マルニ 2017-18年秋冬メンズコレクシ
ョン - 未完成が生み出す魅力

その期待に応えるファーストルックは濃厚な赤。ジャケット、スラックスともにゆったりとしたリラクシングなピースに、違和感を覚える鎖付きのレザーベルトを締めている。そして、なぜだか全体にはクローゼットにしまい込んでいたかのようなシワが所々に残っている。

チェック柄のシャツ、端正なテーラードのコート、後に続くものほとんどに見られる薄っすらとしたシワは、加工と言うより時を経てついてしまった印象だ。オシャレを楽しむ若者がクローゼットに眠る服を引き出してきたのか、はたまたファッションに無関心な若者が興味を覚え出したのか。いずれにせよどこか未完成、あるいはちぐはぐな部分を感じる。 色や毛足の異なるファーを組み合わせたガウン、ランダムに入り乱れるボーダーのカットソーなど、類義として再構築によるデザインも目立った。

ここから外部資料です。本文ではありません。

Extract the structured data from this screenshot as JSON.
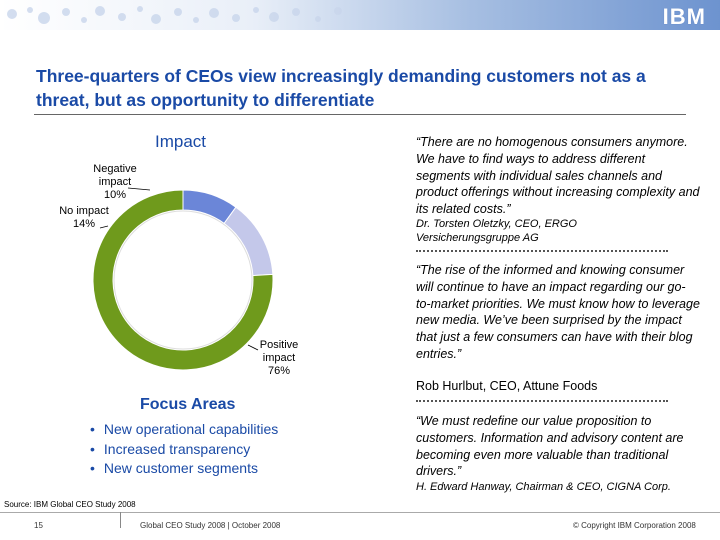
{
  "header": {
    "logo": "IBM"
  },
  "title": "Three-quarters of CEOs view increasingly demanding customers not as a threat, but as opportunity to differentiate",
  "impact": {
    "heading": "Impact",
    "labels": {
      "negative": "Negative impact 10%",
      "no_impact": "No impact 14%",
      "positive": "Positive impact 76%"
    }
  },
  "chart_data": {
    "type": "pie",
    "categories": [
      "Negative impact",
      "No impact",
      "Positive impact"
    ],
    "values": [
      10,
      14,
      76
    ],
    "colors": [
      "#6b86d8",
      "#c4c8ea",
      "#6f9a1c"
    ]
  },
  "focus": {
    "heading": "Focus Areas",
    "items": [
      "New operational capabilities",
      "Increased transparency",
      "New customer segments"
    ]
  },
  "quotes": [
    {
      "text": "“There are no homogenous consumers anymore. We have to find ways to address different segments with individual sales channels and product offerings without increasing complexity and its related costs.”",
      "attribution": "Dr. Torsten Oletzky, CEO, ERGO Versicherungsgruppe AG"
    },
    {
      "text": "“The rise of the informed and knowing consumer will continue to have an impact regarding our go-to-market priorities. We must know how to leverage new media. We’ve been surprised by the impact that just a few consumers can have with their blog entries.”",
      "attribution": "Rob Hurlbut, CEO, Attune Foods"
    },
    {
      "text": "“We must redefine our value proposition to customers. Information and advisory content are becoming even more valuable than traditional drivers.”",
      "attribution": "H. Edward Hanway, Chairman & CEO, CIGNA Corp."
    }
  ],
  "source": "Source: IBM Global CEO Study 2008",
  "footer": {
    "page": "15",
    "center": "Global CEO Study 2008 | October 2008",
    "copyright": "© Copyright IBM Corporation 2008"
  }
}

スタイリングは、ラグジュアリーなコートにカジュアルなコーデュロイのセットアップとスニーカー、ボリュームボアのパーカーをキルティングのパンツにタックインするなど、どこかミスマッチなのは先述した通り。その未熟な要素は、今後の成長を予期させ、私たちの目には間違いなく魅力的に映った。